Far as I know, Chuck Schilling is of no relation to the much more famous pitcher Curt Schilling. What I do know is that Chuck Schilling was not a socker. He hit just 8 home runs in 1963, with a .234 batting average and .610 OPS… 1963 was actually the last time Chuck would be above replacement level.
Meanwhile, Yaz had an awesome 1963, winning his first batting title and leading the American League in hits, doubles, walks, and OBP. It was also Yaz’s first All-Star nod. Schilling hit those 8 HR… and was worth 1 WAR with the glove. The poor OPS wasn’t enough to make Schilling valuable, though. He was worth a mere 0.2 WAR in 146 games. He’d been about just as good with the glove in 1962, but even worse with the bat.
That all being said, Topps did have reason to believe that Schilling may eventually find his stroke at the major league level. After all, Schilling did bat .340 in the D league (today's A ball) and .314 at AAA. Those are obviously good marks. That offensive potential never came to be realized in the Majors. But, you can understand their optimism based on those past minor league performances.
However, Chuck Schilling DID have one very good season in MLB. That was his rookie year in 1961. Despite a mere .666 OPS, Schilling did have a .340 on-base percentage in a league-leading 737 plate appearances that year. His baseball stats didn’t look bad at all for a defensive-minded second baseman either: .259 batting average, 5 HR, 62 RBI, plus 7 stolen bases. However, he was caught 6 times, so his stolen bases weren’t so valuable.
But, where Schilling really shined in 1961 was with the glove. He led the league in assists at second base, 2nd in double plays turned, and was worth a whopping SIXTEEN runs above average by Total Zone at the keystone.

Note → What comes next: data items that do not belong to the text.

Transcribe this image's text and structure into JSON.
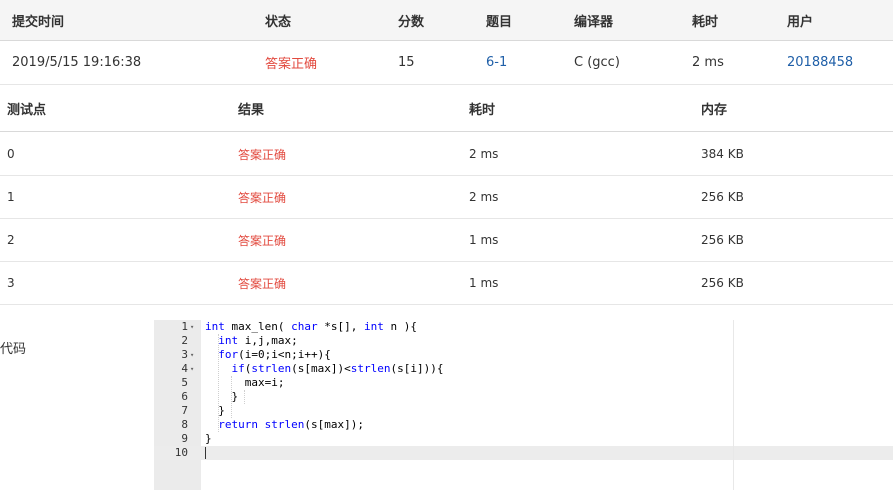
{
  "submission": {
    "headers": [
      "提交时间",
      "状态",
      "分数",
      "题目",
      "编译器",
      "耗时",
      "用户"
    ],
    "row": {
      "time": "2019/5/15 19:16:38",
      "status": "答案正确",
      "score": "15",
      "problem": "6-1",
      "compiler": "C (gcc)",
      "duration": "2 ms",
      "user": "20188458"
    }
  },
  "testcases": {
    "headers": [
      "测试点",
      "结果",
      "耗时",
      "内存"
    ],
    "rows": [
      {
        "id": "0",
        "result": "答案正确",
        "time": "2 ms",
        "memory": "384 KB"
      },
      {
        "id": "1",
        "result": "答案正确",
        "time": "2 ms",
        "memory": "256 KB"
      },
      {
        "id": "2",
        "result": "答案正确",
        "time": "1 ms",
        "memory": "256 KB"
      },
      {
        "id": "3",
        "result": "答案正确",
        "time": "1 ms",
        "memory": "256 KB"
      }
    ]
  },
  "code": {
    "label": "代码",
    "lines": [
      {
        "n": "1",
        "fold": true,
        "tokens": [
          [
            "kw",
            "int"
          ],
          [
            "t",
            " max_len( "
          ],
          [
            "kw",
            "char"
          ],
          [
            "t",
            " *s[], "
          ],
          [
            "kw",
            "int"
          ],
          [
            "t",
            " n ){"
          ]
        ]
      },
      {
        "n": "2",
        "fold": false,
        "tokens": [
          [
            "t",
            "  "
          ],
          [
            "kw",
            "int"
          ],
          [
            "t",
            " i,j,max;"
          ]
        ]
      },
      {
        "n": "3",
        "fold": true,
        "tokens": [
          [
            "t",
            "  "
          ],
          [
            "kw",
            "for"
          ],
          [
            "t",
            "(i=0;i<n;i++){"
          ]
        ]
      },
      {
        "n": "4",
        "fold": true,
        "tokens": [
          [
            "t",
            "    "
          ],
          [
            "kw",
            "if"
          ],
          [
            "t",
            "("
          ],
          [
            "kw",
            "strlen"
          ],
          [
            "t",
            "(s[max])<"
          ],
          [
            "kw",
            "strlen"
          ],
          [
            "t",
            "(s[i])){"
          ]
        ]
      },
      {
        "n": "5",
        "fold": false,
        "tokens": [
          [
            "t",
            "      max=i;"
          ]
        ]
      },
      {
        "n": "6",
        "fold": false,
        "tokens": [
          [
            "t",
            "    }"
          ]
        ]
      },
      {
        "n": "7",
        "fold": false,
        "tokens": [
          [
            "t",
            "  }"
          ]
        ]
      },
      {
        "n": "8",
        "fold": false,
        "tokens": [
          [
            "t",
            "  "
          ],
          [
            "kw",
            "return"
          ],
          [
            "t",
            " "
          ],
          [
            "kw",
            "strlen"
          ],
          [
            "t",
            "(s[max]);"
          ]
        ]
      },
      {
        "n": "9",
        "fold": false,
        "tokens": [
          [
            "t",
            "}"
          ]
        ]
      },
      {
        "n": "10",
        "fold": false,
        "tokens": []
      }
    ]
  },
  "colors": {
    "accepted": "#e24a3f",
    "link": "#1f5fa8",
    "keyword": "#0000ff"
  }
}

Obviously, that final stat led the league. Had they been awarded at the time, Schilling would’ve won the Gold Glove, and it would’ve been entirely deserved. His defensive WAR? 1.9!
Schilling sort of rebounded as a bench player in 1965 before being traded after the season to the Minnesota Twins. He’d be on the Twins roster to start 1966 - as rosters were allowed to have 28 players until May 15. But, when the rosters reverted to 25 men, he retired rather than be forced to accept a minor league assignment.
Chuck Schilling did OK for himself after that, teaching high-school math on Long Island and playing competitive softball all the way until he was 69. As of 2020, Chuck Schilling is still with us. Had Schilling not suffered that wrist injury, it’s likely he would’ve stuck around as a Gold Glove-caliber second baseman for quite a few years. Fortunately, we have this and other baseball cards to remember his career by.
Thanks for the memories, Chuck Schilling!